Left-wingers who believe violence can be justified to tackle injustice are paving the way for terrorists to commit atrocities, Kemi Badenoch has warned. The Conservative leader claims the terror attack on a synagogue in Manchester on Yom Kippur can be traced back to a "wider culture that legitimises violence".
In a blast at the Left, she writes in the foreword to a new report from the Policy Exchange think tank: "When intellectuals and activists romanticise violence, they give licence to those who see bloodshed not as tragedy, but as a political tool. Two years ago, it was this ethos that underlay Hamas' attacks on Israel: the worst slaughter of Jews since the Holocaust.
"We have also repeatedly seen the deadly results of this mindset here in Britain, most recently in the appalling terrorist attack in Manchester on Yom Kippur. This was not an isolated act of hatred: it flows from a wider culture that legitimises violence in the name of 'justice', cloaking it in the language of resistance."
Drawing on her own experiences, she states: "I speak with some personal knowledge of where this path can lead. Growing up in Nigeria, I witnessed how extremist ideologies, later exemplified in groups like Boko Haram, devastated communities by preaching the false promise of liberation through violence.
"They too claimed to be fighting injustice. The result was indiscriminate slaughter, the silencing of women, and the destruction of lives and futures. "There is nothing 'cleansing' about such violence."
Warning of the influence of postcolonial thinker Frantz Fanon - a psychiatrist who championed Algerian independence - in higher education, she writes: "We cannot allow our universities to remain blind to all this. Universities should, of course, be spaces where ideas can be tested and examined openly.
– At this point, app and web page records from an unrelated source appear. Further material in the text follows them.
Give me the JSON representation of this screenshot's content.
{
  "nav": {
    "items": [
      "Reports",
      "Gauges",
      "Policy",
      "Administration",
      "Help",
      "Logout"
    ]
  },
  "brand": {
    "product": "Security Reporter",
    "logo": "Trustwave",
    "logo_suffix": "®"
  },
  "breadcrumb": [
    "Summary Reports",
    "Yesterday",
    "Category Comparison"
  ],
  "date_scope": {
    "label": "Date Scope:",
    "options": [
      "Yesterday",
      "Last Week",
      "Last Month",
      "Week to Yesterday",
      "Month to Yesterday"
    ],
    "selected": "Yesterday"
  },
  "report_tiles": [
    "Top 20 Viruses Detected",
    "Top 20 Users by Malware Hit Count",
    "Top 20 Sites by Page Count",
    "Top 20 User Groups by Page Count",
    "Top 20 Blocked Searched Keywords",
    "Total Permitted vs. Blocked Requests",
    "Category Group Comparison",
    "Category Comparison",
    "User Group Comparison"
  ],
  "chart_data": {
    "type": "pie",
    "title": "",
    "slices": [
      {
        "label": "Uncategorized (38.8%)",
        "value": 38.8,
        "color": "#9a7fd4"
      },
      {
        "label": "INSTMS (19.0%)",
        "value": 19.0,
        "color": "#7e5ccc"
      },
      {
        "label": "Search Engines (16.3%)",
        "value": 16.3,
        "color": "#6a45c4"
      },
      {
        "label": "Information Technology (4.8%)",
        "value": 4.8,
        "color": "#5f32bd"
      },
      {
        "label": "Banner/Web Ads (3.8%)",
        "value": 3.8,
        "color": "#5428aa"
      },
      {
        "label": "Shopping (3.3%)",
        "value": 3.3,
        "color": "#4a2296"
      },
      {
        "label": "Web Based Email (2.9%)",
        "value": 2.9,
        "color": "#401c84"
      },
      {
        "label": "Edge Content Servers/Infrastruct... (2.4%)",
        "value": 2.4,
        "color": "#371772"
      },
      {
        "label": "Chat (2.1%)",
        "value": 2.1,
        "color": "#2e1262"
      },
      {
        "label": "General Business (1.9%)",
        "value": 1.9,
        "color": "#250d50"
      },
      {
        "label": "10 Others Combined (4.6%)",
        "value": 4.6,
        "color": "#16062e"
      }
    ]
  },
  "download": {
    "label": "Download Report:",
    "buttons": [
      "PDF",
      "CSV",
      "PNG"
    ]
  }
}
"Nothing should be off limits and free speech is a critical to their proper functioning. But intellectual rigour demands we examine Fanon not as a prophet, but as a flawed and dangerous thinker whose ideas, if transplanted uncritically into today's context, risk fuelling division and bloodshed.
"The path to justice lies not through the glorification of violence, but through the hard work of building peace, sustaining dialogue, and protecting the dignity of all. That is the lesson we must insist upon today."
Mrs Badenoch is concerned by the slogan "globalise the intifada".
She writes: "When this kind of rhetoric is repeated uncritically, it creates a permissive environment for extremism. It normalises the notion that violence against civilians, even against places of worship, can be rationalised as part of some larger struggle."
The Policy Exchange report, After Gaza, by Sir John Jenkins - a former UK Ambassador to Saudi Arabia - examines the influence of Fanon. He argues that "in the context of the Gaza conflict, his powerful but deeply flawed justification of redemptive anti-colonial violence has found new resonance with both Islamists and progressive western activists".
Sir John says Fanon "stands as a key figure in the development of the fractured ethics of liberation that prevails in many so-called progressive circles in the West" but warns: "The history of all so-called liberation struggles in the modern Middle East and North Africa is one of vast suffering, oppression, repression and harm. Yet here we are again, being asked by some to believe that violence is the answer."